Another guy I think I was wrong about is Sydney Brown, specifically his ability to play at the next level. I know there's been smoke about him as an NFL prospect since his emergence in Ryan Walters' defense last season, but I've just struggled to see it. I've mostly just seen a very good college player. (Also, I'm not a scout, so what do I know.)

Defensive scores are fluky, so I don't think scoring twice Saturday magically makes him an NFL-caliber player, but I do think that the season he's now put together strengthens his case to be a draft pick next spring. Six interceptions turns heads, and the work he's done covering the other team's best tight end -- mostly good, some not so good -- is valuable practice for what he'd be doing on Sundays next year. He's likely still a day three guy, but hey, so was Nate Hobbs.

-When cruising the box score, the first thing that strikes me is how many defensive players contributed. That's a product of the game being out of hand, but I'm less concerned with the why and more interested in the fact that a bunch of backups who will likely be thrust into bigger roles next year were able to get reps in a real Big Ten football game. Among them:

*Tyler Strain had seven tackles, 0.5 TFL and that late-game interception. The question of who replaces Devon Witherspoon next year -- or, if you can't replace a guy like that, at least filling his starting spot -- is becoming increasingly clear.

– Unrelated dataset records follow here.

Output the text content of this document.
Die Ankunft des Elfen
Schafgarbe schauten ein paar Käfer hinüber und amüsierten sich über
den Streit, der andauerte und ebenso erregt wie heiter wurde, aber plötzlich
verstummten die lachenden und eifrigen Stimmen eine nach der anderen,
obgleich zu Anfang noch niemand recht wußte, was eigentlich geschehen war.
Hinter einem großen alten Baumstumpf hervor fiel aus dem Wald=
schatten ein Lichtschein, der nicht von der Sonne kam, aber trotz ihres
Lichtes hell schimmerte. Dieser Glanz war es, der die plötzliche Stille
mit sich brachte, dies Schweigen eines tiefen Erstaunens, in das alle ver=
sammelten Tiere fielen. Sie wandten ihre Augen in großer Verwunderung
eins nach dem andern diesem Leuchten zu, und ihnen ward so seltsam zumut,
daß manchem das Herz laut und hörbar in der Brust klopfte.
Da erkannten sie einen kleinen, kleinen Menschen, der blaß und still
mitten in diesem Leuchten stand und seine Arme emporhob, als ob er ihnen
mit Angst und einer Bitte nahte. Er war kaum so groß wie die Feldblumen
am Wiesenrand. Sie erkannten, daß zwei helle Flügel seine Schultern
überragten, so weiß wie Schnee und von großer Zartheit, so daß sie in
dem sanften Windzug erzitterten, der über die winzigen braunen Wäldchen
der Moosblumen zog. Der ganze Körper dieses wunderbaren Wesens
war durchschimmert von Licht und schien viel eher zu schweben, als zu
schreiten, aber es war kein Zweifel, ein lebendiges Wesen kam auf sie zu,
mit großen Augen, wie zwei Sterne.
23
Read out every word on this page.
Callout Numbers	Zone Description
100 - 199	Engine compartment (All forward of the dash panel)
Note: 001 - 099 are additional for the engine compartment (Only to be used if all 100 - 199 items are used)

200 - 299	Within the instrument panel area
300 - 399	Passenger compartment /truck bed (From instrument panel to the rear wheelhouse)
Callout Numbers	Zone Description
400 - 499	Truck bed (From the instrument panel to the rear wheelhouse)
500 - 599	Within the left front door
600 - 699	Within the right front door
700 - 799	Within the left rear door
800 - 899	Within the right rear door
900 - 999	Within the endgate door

*Evan Kirts had two tackles, including one tackle for loss. I have no idea if he can be a decent rotation piece for the defensive line next season, but just to get on the stat sheet after being an offensive lineman a year ago at this time is a notable accomplishment.

*Sed McConnell, Dylan Rosiek and Elijah Mc-Cantos all had a tackle. Negligible, but I think all three of those guys are on the short list of players who might find themselves with big opportunities in front of them next summer.

-Shoutout to Hugh Robertson for choosing to lower the shoulder against old friend Donny Navarro instead of sliding or going out of bounds. I see you, Hugh.

-A few weeks ago on his podcast, Robert floated the idea of getting me to Indianapolis for the Big Ten title game if Illinois made it. I, in turn, floated the idea to my wife, who was shockingly receptive to letting me make the hypothetical trip and leave her with the two boys for the weekend.

Separate from that, last week a friend of mine from my sports journalism days messaged me out of the blue to ask if I wanted to freelance for him this past weekend and cover a couple of the IHSA championship games in Champaign. Christmas is expensive, and the Big Ten West was trending toward Iowa, and I didn't have a good excuse not to, and so Rebecca encouraged me to do it.

As Purdue messed around with Indiana, 12 hours after Iowa fumbled the metaphorical ball against Nebraska, there was about an hour on Saturday afternoon where I was dreading having to tell my wife that Illinois had, in fact, made the conference title game and that my presence in Indy was requested. Reader, it wouldn't have been a popular conversation.

So, while I'm obviously disappointed that Illinois fell just short of its first-ever Big Ten West crown, I wasn't that disappointed. Priorities, y'all.

I'm now excited to see where the Illini will be bowling, and against whom they'll be playing. I won't be at that game, either -- priorities, y'all -- but I can't wait to watch this team a 13th time.

Thanks for a fun regular season, fellas.